Adaptive Computing speaks better GPU with Moab 6
Torque is cheap
SC10 Supercomputer clusters are getting larger every year, and now they are getting math help from adjunct devices such as GPU co-processors.
Cluster provisioning and management tools therefore have to scale from tens of thousands of cores to hundreds of thousands – without choking on their own communication with cluster nodes. They also have to be aware of co-processors and keep them fed.
Scalability and GPU support are therefore the key new features in the Moab Cluster Suite 6.0 cluster management tool and its companion Moab Viewpoint 2.0 console.

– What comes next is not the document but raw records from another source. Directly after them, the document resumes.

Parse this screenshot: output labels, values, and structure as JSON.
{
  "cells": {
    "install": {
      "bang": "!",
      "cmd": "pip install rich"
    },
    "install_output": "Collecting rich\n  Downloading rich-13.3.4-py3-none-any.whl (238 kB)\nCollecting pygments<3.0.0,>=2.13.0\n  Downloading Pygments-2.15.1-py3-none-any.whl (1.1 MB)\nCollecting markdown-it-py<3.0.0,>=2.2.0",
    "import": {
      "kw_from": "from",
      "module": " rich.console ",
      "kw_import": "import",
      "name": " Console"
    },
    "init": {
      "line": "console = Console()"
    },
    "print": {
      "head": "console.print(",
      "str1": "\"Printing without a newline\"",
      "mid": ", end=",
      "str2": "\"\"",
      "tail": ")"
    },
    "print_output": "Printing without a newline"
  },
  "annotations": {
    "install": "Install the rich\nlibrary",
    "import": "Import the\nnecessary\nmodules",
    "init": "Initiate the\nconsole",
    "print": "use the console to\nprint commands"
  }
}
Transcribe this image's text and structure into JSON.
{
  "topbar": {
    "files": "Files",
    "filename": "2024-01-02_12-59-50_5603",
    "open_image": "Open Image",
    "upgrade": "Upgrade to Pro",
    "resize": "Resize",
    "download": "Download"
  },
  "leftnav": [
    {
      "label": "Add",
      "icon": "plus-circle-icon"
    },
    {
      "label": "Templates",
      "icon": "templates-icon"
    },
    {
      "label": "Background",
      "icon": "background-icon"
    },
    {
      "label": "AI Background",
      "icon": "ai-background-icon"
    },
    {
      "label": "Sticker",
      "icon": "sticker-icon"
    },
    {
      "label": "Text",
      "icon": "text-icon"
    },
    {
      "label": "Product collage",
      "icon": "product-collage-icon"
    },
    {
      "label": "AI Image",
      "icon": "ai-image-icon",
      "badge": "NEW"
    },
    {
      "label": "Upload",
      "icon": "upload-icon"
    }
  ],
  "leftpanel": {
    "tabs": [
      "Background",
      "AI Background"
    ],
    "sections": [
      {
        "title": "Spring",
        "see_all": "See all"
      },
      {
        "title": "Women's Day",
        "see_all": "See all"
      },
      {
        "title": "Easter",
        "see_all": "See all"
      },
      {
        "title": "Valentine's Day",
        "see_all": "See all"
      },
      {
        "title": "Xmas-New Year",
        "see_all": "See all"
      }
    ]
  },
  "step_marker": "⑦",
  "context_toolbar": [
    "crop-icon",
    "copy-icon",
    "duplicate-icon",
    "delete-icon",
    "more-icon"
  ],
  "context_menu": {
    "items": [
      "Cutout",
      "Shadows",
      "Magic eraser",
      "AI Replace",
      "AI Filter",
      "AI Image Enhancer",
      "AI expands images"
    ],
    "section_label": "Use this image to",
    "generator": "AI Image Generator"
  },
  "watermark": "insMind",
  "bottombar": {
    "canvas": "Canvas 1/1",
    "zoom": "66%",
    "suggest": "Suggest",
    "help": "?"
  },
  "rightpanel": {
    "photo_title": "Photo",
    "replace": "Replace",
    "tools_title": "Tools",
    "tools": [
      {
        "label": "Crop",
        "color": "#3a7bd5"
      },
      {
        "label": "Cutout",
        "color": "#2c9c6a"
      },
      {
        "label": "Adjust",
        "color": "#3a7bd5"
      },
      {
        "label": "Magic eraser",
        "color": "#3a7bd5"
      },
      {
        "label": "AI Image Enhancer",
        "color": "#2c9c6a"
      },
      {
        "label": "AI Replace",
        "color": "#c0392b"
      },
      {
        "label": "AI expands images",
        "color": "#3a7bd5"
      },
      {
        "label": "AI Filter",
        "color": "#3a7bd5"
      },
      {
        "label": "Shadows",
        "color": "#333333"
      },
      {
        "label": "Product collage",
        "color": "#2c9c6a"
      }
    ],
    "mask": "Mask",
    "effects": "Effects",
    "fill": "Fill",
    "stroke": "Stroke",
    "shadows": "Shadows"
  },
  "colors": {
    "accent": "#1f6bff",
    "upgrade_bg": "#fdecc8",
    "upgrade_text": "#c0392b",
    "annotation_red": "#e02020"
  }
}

On the scalability front, the current Moab 5.4 release is sufficient to scale on clusters with 40,000 to 50,000 nodes, but Peter ffolkes, vice president of marketing for Adaptive Computing, says it won't be long before clusters are scaling up to many more nodes and multiple millions of processor cores, which presents the cluster-management tool with a much larger communication issue. This is why the company gutted the underlying communication system linking the Moab console to the server nodes and their computing resources to make it more efficient and therefore improve the response time of the tool. Specifically, Moab has enhanced the multi-threading of its own Moab communication stack, which is written in C, so the probes that track the performance of the nodes and cores out there in the cluster do not interfere with the scheduler at the heart of the Moab tool. The streamlined node communication protocols run 100 times faster, and the result is that it takes less resources to run Moab 6 on a cluster of a given size, compared to Moab 5.4, the current release.
By the way, Adaptive Computing has not had to change the node-count scalability above that 50,000-node level because, as ffolkes puts it, "no one is getting anywhere near that yet."
So the scalability improvements with Moab 6.0 are about how the tool feels when it is running on growing clusters. It will be less sluggish in terms of response time, but absolute scaling is the same.
The new Moab 6.0 tool also has much-improved GPU management capabilities, which is an increasing requirement at many HPC shops. Moab 5.4 was able to designate an x64 server node in a cluster as one with a GPU, but system designers are getting clever about how they lash GPUs to servers and there is not always a permanent and one-to-one relationship between the CPUs and the GPUs. Some nodes in a cluster have multiple GPUs, and NextIO, Dell, and others are making special outboard GPU enclosures that can be configured to multiple server nodes and changed on the fly.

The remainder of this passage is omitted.